More substantially, The End of Greatness isn’t a worthwhile
read for me because, right up front, Miller acknowledges his endorsement of the
"Great Man" theory of historical understanding that was championed initially in
the 1840s by the Scottish writer Thomas Carlyle. The theory is often cited but
it has only quite diminished standing today, as most historians and informed
thinkers believe that durable circumstances and the complex dynamics of human
interaction have much more impact than "Great Men" on our lives and on history as it unfolds.
So, Miller gets started on the wrong foot, and his arguments can’t overcome the
narrowness of his analysis.
“Where are the
giants of old, the transformers who changed the world and left great legacies?” Where are the
leaders who “will author some incomparable, unparalleled, and ennobling
achievement at home or on the world stage, an achievement likely to be seen or
remembered as great or transformational?” Miller cites rebellions and
revolutions as “crucibles for emerging leaders.”
He can’t escape
defining “greatness” and offers: “defined generally as incomparable and
unparalleled achievement that is nation- or even world-altering.” A couple
pages later he digs the hole deeper when he equates greatness with military,
political, economic and “soft” power. Incredibly, Miller declares “Greatness in
the presidency may be rare, but it is both real and measurable,” and he
temptingly alludes to “traces of greatness” in several contemporary presidents,
while arguing “Greatness in the presidency is too rare to be relevant in our
modern times.”
Miller makes it official on page 10: Lincoln was one of the great presidents.

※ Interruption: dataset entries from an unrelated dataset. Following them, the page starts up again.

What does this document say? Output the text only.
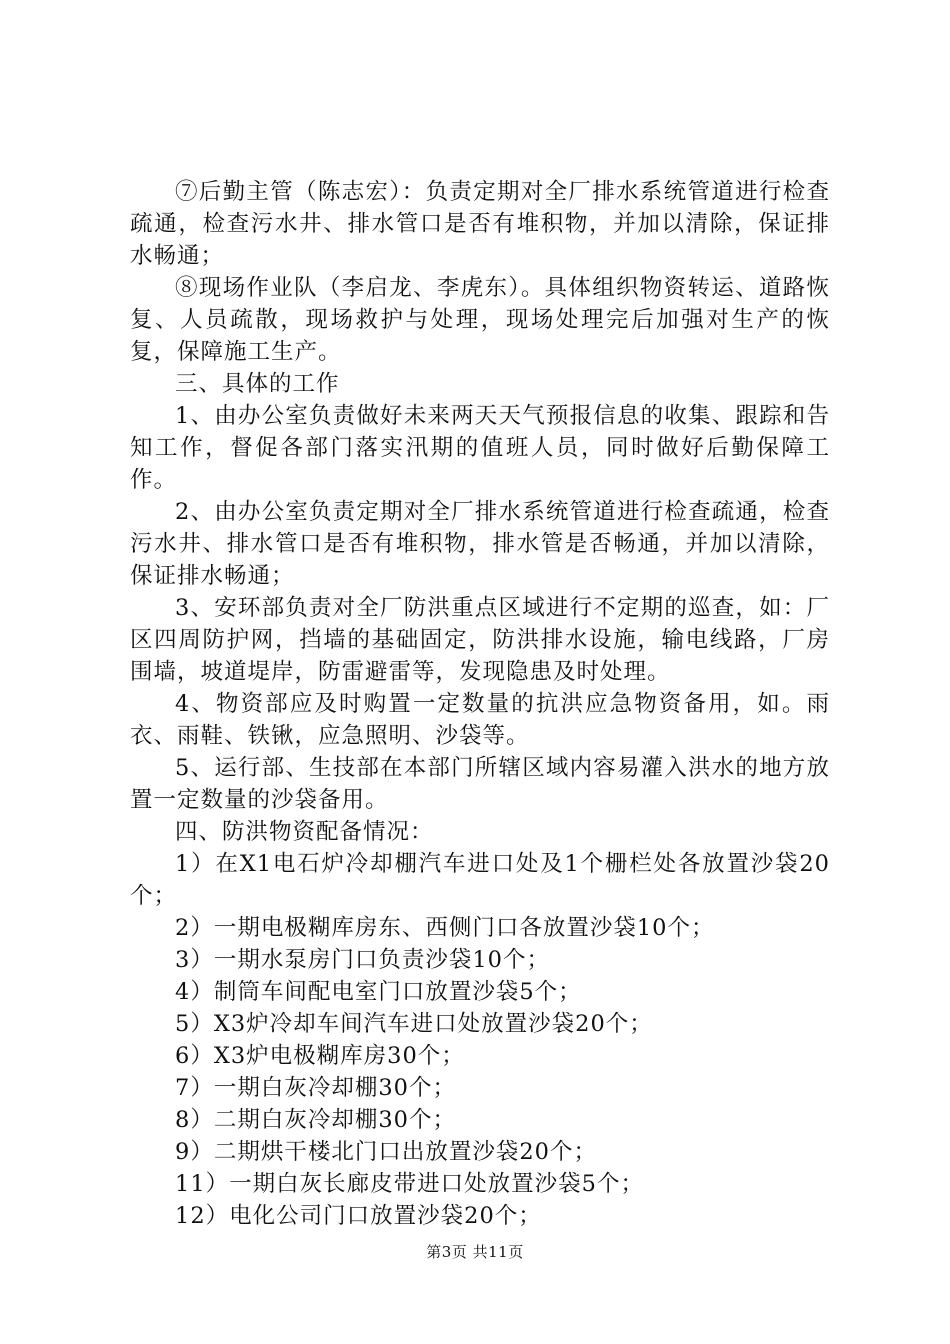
⑦后勤主管（陈志宏）：负责定期对全厂排水系统管道进行检查疏通，检查污水井、排水管口是否有堆积物，并加以清除，保证排水畅通；

⑧现场作业队（李启龙、李虎东）。具体组织物资转运、道路恢复、人员疏散，现场救护与处理，现场处理完后加强对生产的恢复，保障施工生产。

三、具体的工作

1、由办公室负责做好未来两天天气预报信息的收集、跟踪和告知工作，督促各部门落实汛期的值班人员，同时做好后勤保障工作。

2、由办公室负责定期对全厂排水系统管道进行检查疏通，检查污水井、排水管口是否有堆积物，排水管是否畅通，并加以清除，保证排水畅通；

3、安环部负责对全厂防洪重点区域进行不定期的巡查，如：厂区四周防护网，挡墙的基础固定，防洪排水设施，输电线路，厂房围墙，坡道堤岸，防雷避雷等，发现隐患及时处理。

4、物资部应及时购置一定数量的抗洪应急物资备用，如。雨衣、雨鞋、铁锹，应急照明、沙袋等。

5、运行部、生技部在本部门所辖区域内容易灌入洪水的地方放置一定数量的沙袋备用。

四、防洪物资配备情况：

1）在X1电石炉冷却棚汽车进口处及1个栅栏处各放置沙袋20个；

2）一期电极糊库房东、西侧门口各放置沙袋10个；

3）一期水泵房门口负责沙袋10个；

4）制筒车间配电室门口放置沙袋5个；

5）X3炉冷却车间汽车进口处放置沙袋20个；

6）X3炉电极糊库房30个；

7）一期白灰冷却棚30个；

8）二期白灰冷却棚30个；

9）二期烘干楼北门口出放置沙袋20个；

11）一期白灰长廊皮带进口处放置沙袋5个；

12）电化公司门口放置沙袋20个；

第3页 共11页
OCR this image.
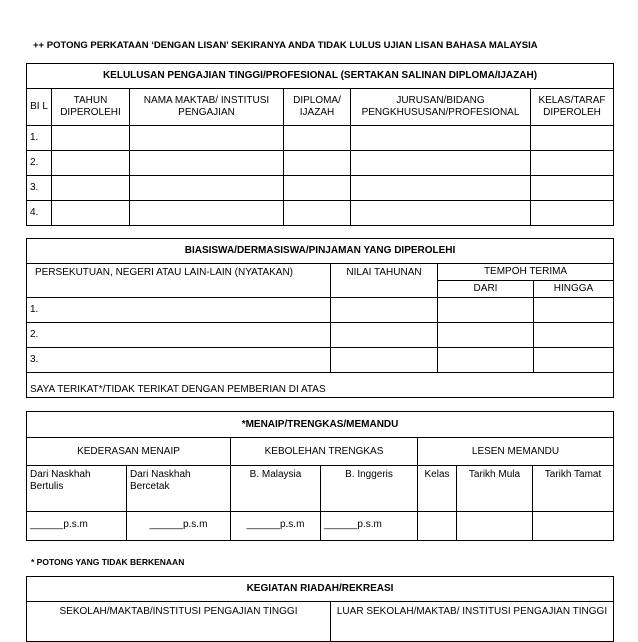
++ POTONG PERKATAAN ‘DENGAN LISAN’ SEKIRANYA ANDA TIDAK LULUS UJIAN LISAN BAHASA MALAYSIA
KELULUSAN PENGAJIAN TINGGI/PROFESIONAL (SERTAKAN SALINAN DIPLOMA/IJAZAH)					
BI L	TAHUN DIPEROLEHI	NAMA MAKTAB/ INSTITUSI PENGAJIAN	DIPLOMA/ IJAZAH	JURUSAN/BIDANG PENGKHUSUSAN/PROFESIONAL	KELAS/TARAF DIPEROLEH
1.					
2.					
3.					
4.					
BIASISWA/DERMASISWA/PINJAMAN YANG DIPEROLEHI			
PERSEKUTUAN, NEGERI ATAU LAIN-LAIN (NYATAKAN)	NILAI TAHUNAN	TEMPOH TERIMA	
		DARI	HINGGA
1.			
2.			
3.			
SAYA TERIKAT*/TIDAK TERIKAT DENGAN PEMBERIAN DI ATAS			
*MENAIP/TRENGKAS/MEMANDU						
KEDERASAN MENAIP		KEBOLEHAN TRENGKAS		LESEN MEMANDU		
Dari Naskhah Bertulis	Dari Naskhah Bercetak	B. Malaysia	B. Inggeris	Kelas	Tarikh Mula	Tarikh Tamat
______p.s.m	______p.s.m	______p.s.m	______p.s.m			
* POTONG YANG TIDAK BERKENAAN
KEGIATAN RIADAH/REKREASI
SEKOLAH/MAKTAB/INSTITUSI PENGAJIAN TINGGI	LUAR SEKOLAH/MAKTAB/ INSTITUSI PENGAJIAN TINGGI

Lincoln once dismissed another man’s argument by saying “it won’t scour,”
I think Miller’s
thesis won’t scour. He mistakenly asserts that a few great leaders should get
much of the credit for history’s “transformations.” He frames his arguments
with words that can’t be acceptably, explicitly defined on the grand historical
scale that he uses: what is and what isn’t, specifically and unarguably, a
“great legacy”? a “transformation”? an “unparalleled achievement”? a “trace of
greatness”?
Miller relies on
great big categories and a deceptive positive spin to discuss a little idea,
and to make a gratuitous point that really can’t be proved or disproved.(1)
Full disclosure: I didn’t read the whole book. The Introduction stopped me cold.
Full disclosure: I didn’t read the whole book. The Introduction stopped me cold.
(1) Aaron David
Miller, The End of Greatness (New
York: Palgrave Macmillan, 2014), 4-14.